Continuing our series of blogs: Seven Deadly Sins that lead to regular and highly predictable failure on a range of topics.
Today we are focusing on Business Case Management, an organisational ritual that doesn’t seem to stem the tide of failure, despite the enormous amounts of time spent preparing them.
- Failing to maintain the business case. Many failures only come to light late on in delivery because most organisations do not track ongoing viability within the project or programme, or evolving changes in the environment
- Thinking that project success is about Time/Cost/Scope. Without including benefits and value, the time/cost/scope trilogy can be misleading for programmes in particular
- Forgetting that you have to deliver the change, not just get it past the approval committee. So much effort goes into gaining approval, it can come as quite a shock when it has to move from a document into delivery.
- Starting with assumptions on what the solution should be blinds you to the best options. So many projects and programmes go wrong because the solution was decided before the business case work started. The business case then becomes the justification for a way of doing it rather than a genuine options appraisal.
- Failing to fully engage stakeholders of the full impact the business case will have upon them. Consequently, on the way through the approvals process it is ambushed or once it goes into delivery, unexpected costs begin to emerge.

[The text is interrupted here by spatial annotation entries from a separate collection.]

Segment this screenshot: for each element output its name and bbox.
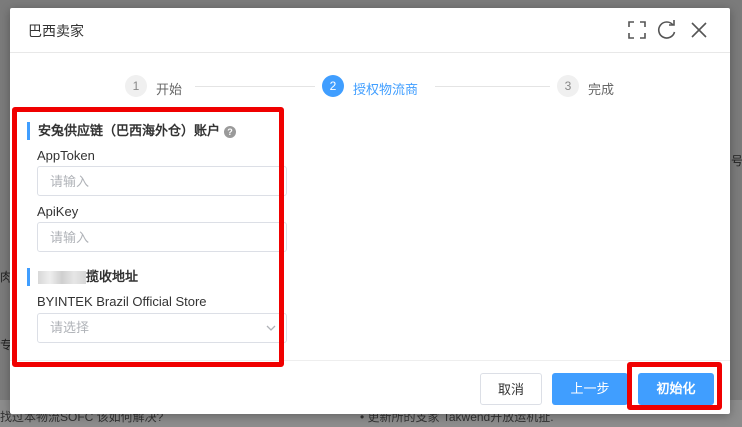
step-1-number: 1 (125, 75, 147, 97)
steps-bar: 1 开始 2 授权物流商 3 完成 (10, 75, 730, 99)
cancel-button[interactable]: 取消 (480, 373, 542, 405)
highlight-box-form (12, 107, 284, 367)
step-3-number: 3 (557, 75, 579, 97)
highlight-box-initialize (627, 362, 722, 410)
prev-step-button[interactable]: 上一步 (552, 373, 628, 405)
step-connector (435, 86, 550, 87)
step-2-number: 2 (322, 75, 344, 97)
step-connector (195, 86, 315, 87)
step-1-label: 开始 (156, 82, 183, 97)
background-text: 号 (731, 154, 742, 168)
close-icon[interactable] (688, 19, 710, 41)
step-3-label: 完成 (588, 82, 615, 97)
dialog-title: 巴西卖家 (28, 23, 84, 39)
refresh-icon[interactable] (656, 19, 678, 41)
fullscreen-icon[interactable] (626, 19, 648, 41)
step-2-label: 授权物流商 (353, 82, 419, 97)
dialog-header: 巴西卖家 (10, 8, 730, 53)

- Hiding the full costs of the initiative will always lead to trouble. The costs of change are invariably underestimated in a business case in the hope that some unsuspecting party will pick up the bill.
- Failing to adequately apply risk rating to the costs or the benefits. Not risk rating both sides of the justification increases the risk of failure. Organisations are increasingly applying a risk mitigation to the costs, but few are applying a risk factor to the benefits. Either side can move up or down.